Male Out-Migration: A Change in Households, a Change in Public Spaces

Nepal is a nation marked by one of the world’s most unique terrains, where climate and vegetation shift like an emerging seed. Most residents are involved in small-scale agriculture, but commercial and household agricultural production depends significantly on the availability of resources and climatic factors. In 2017, a Virginia Tech graduate student conducted research that showed agricultural outcomes are not just dependent on natural spaces, but human-made ones, too.
Kaitlyn Spangler is now an alumna of the Geography Master’s program at Virginia Tech, where she also worked as a Graduate Research Assistant for Women and Gender in International Development (WGD), under Director Maria Elisa Christie. She spent two months in the Surkhet District of Nepal, where she conducted 57 household interviews, 11 key informant interviews and seven focus group discussions, as well as participant observation, studying the gendered implications of Integrated Pest Management (IPM) among smallholder farmers.
Spangler’s research underlined how male out-migration, where (mostly) men leave rural environments for urban work, has shifted women’s attendance and participation at IPM meetings and other places where agricultural decisions are deliberated.

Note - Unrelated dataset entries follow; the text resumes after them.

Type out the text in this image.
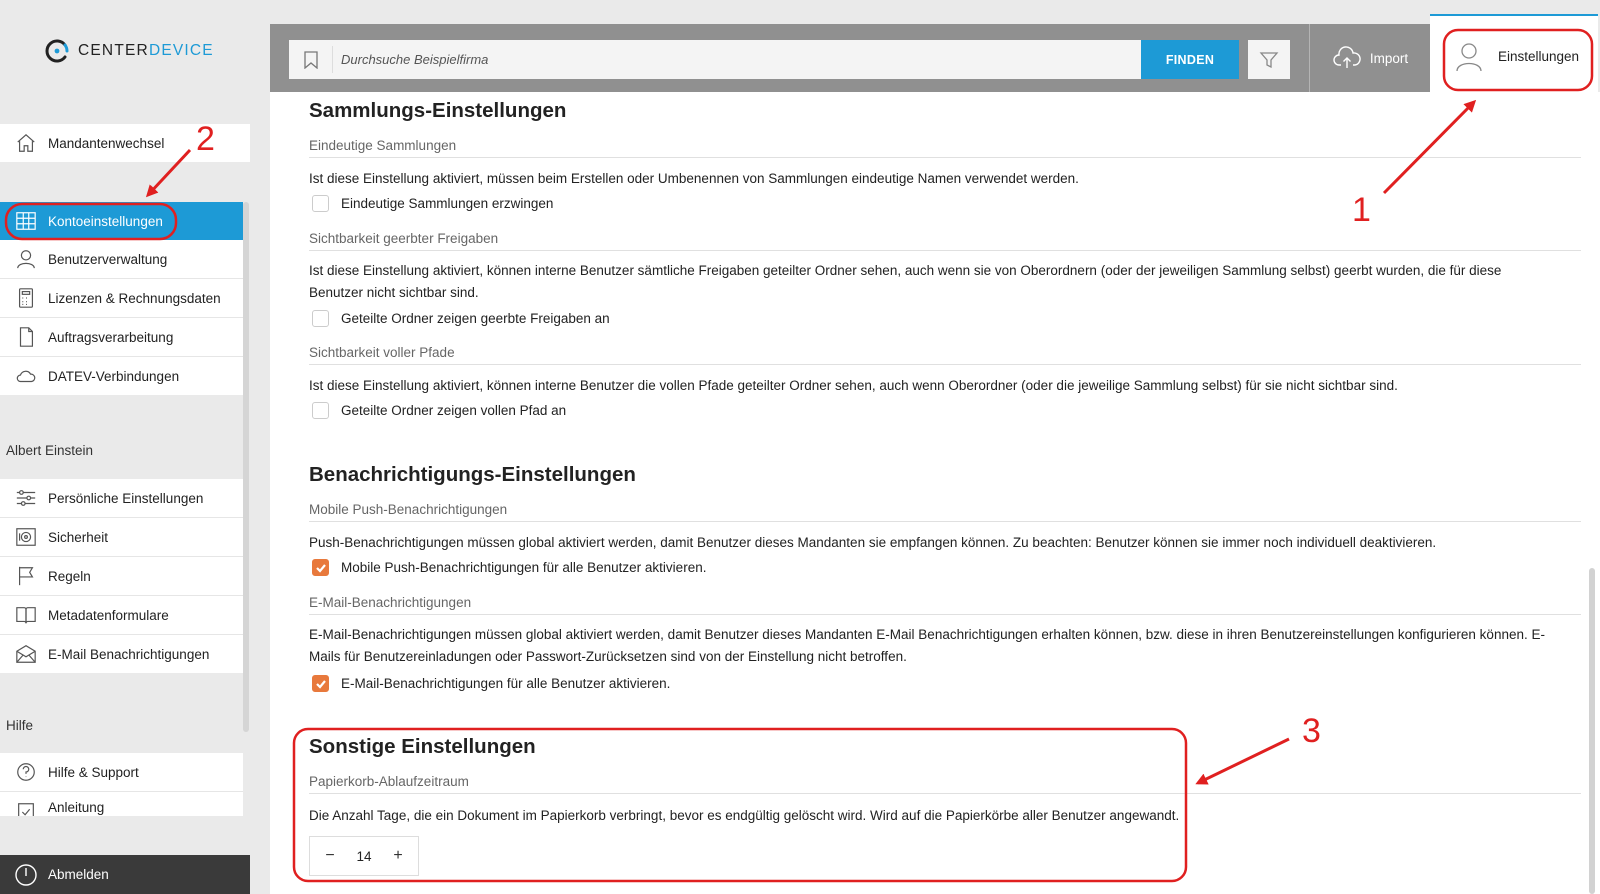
CENTERDEVICE
Mandantenwechsel
Kontoeinstellungen
Benutzerverwaltung
Lizenzen & Rechnungsdaten
Auftragsverarbeitung
DATEV-Verbindungen
Albert Einstein
Persönliche Einstellungen
Sicherheit
Regeln
Metadatenformulare
E-Mail Benachrichtigungen
Hilfe
Hilfe & Support
Anleitung
Abmelden
Durchsuche Beispielfirma
FINDEN	Import	Einstellungen
Sammlungs-Einstellungen
Eindeutige Sammlungen
Ist diese Einstellung aktiviert, müssen beim Erstellen oder Umbenennen von Sammlungen eindeutige Namen verwendet werden.
Eindeutige Sammlungen erzwingen
Sichtbarkeit geerbter Freigaben
Ist diese Einstellung aktiviert, können interne Benutzer sämtliche Freigaben geteilter Ordner sehen, auch wenn sie von Oberordnern (oder der jeweiligen Sammlung selbst) geerbt wurden, die für diese Benutzer nicht sichtbar sind.
Geteilte Ordner zeigen geerbte Freigaben an
Sichtbarkeit voller Pfade
Ist diese Einstellung aktiviert, können interne Benutzer die vollen Pfade geteilter Ordner sehen, auch wenn Oberordner (oder die jeweilige Sammlung selbst) für sie nicht sichtbar sind.
Geteilte Ordner zeigen vollen Pfad an
Benachrichtigungs-Einstellungen
Mobile Push-Benachrichtigungen
Push-Benachrichtigungen müssen global aktiviert werden, damit Benutzer dieses Mandanten sie empfangen können. Zu beachten: Benutzer können sie immer noch individuell deaktivieren.
Mobile Push-Benachrichtigungen für alle Benutzer aktivieren.
E-Mail-Benachrichtigungen
E-Mail-Benachrichtigungen müssen global aktiviert werden, damit Benutzer dieses Mandanten E-Mail Benachrichtigungen erhalten können, bzw. diese in ihren Benutzereinstellungen konfigurieren können. E-Mails für Benutzereinladungen oder Passwort-Zurücksetzen sind von der Einstellung nicht betroffen.
E-Mail-Benachrichtigungen für alle Benutzer aktivieren.
Sonstige Einstellungen
Papierkorb-Ablaufzeitraum
Die Anzahl Tage, die ein Dokument im Papierkorb verbringt, bevor es endgültig gelöscht wird. Wird auf die Papierkörbe aller Benutzer angewandt.
−	14	+
1
2
3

“Women have long been engaged in agricultural activities in Nepal,” Spangler said, “but in the communities I studied, they haven’t necessarily been directly involved in agricultural production. Women I interviewed said that ten years ago they did not frequently leave the house without permission. Now, in migrant households, the eldest woman and/or daughter-in-law is often a member of the IPM farmer group to represent the household. They learn about IPM at group meetings and teach the rest of their household or perform it themselves.” While some men still do learn and practice IPM before or after they migrate, the IPM technology adoption process is primarily enacted by the women of the household who remain in the community, she said.
Spangler’s research also showed that women have assumed leadership roles in spaces like farmer group cooperatives, savings and credit cooperatives, market places and IPM research plots during periods of male out-migration. Further, women who are leaders in the IPM farmer groups reported that they are now able to speak in front of large groups more so than they were before participating.
The Feed the Future Innovation Lab for Integrated Pest Management, which collaborates with the Women and Gender team and funded Spangler’s research, aims to diminish crop damage in developing countries and improve the livelihoods of smallholder farmers through IPM strategies. The subtle, but common, changes occurring at the household level in Nepal, according to Spangler’s research, could have implications for the Innovation Lab’s execution of agricultural extension activities, like farmer field days, workshops, trainings and more.
“The spaces where people gather and how people gather are changing,” Spangler said. “In addition to women participating more in farmer groups in general, my research showed that men and women are also interacting with one another in public agricultural spaces more frequently now than ten years ago. The use of these community spaces for collective agricultural decision-making helps share the risk of using new agricultural technologies. With that in mind, agricultural extension activities must not only utilize farmer groups as a convenient place for information dissemination; extension services should help enhance the social benefits and gender-transformative potential of group dynamics and active participation.”
Women’s formal decision-making authority and political participation has often been disproportionate to men’s, evidenced by a history of unequal access to natural resources, education, formal land rights and agricultural technologies. The patterns of participation in Spangler’s research, while not derivative of all men's and women’s experiences, does suggest, however, that public spaces are beginning to become more inclusive, which is a shift in terrain that is fertile, expanding and welcomed.
“Developing, disseminating and supporting new agricultural technologies, such as IPM, is a key part of sustainable food production as competition for land use, natural resources and political power intensifies,” Spangler said. “However, adoption of such technologies is complicated and dynamic. A more thorough understanding of the social factors that underlie rural spaces at the individual, household and community levels is essential to motivating lasting and beneficial change.”
In Nepal, the valleys run deep, bathing the nation in low, supple curves, while mountain ranges undulate high and wide, hitting some of the uppermost cavities of the sky. On the heels of Spangler’s research, it is following variations more closely that might be the key to a more applied, equitable and educational agricultural system.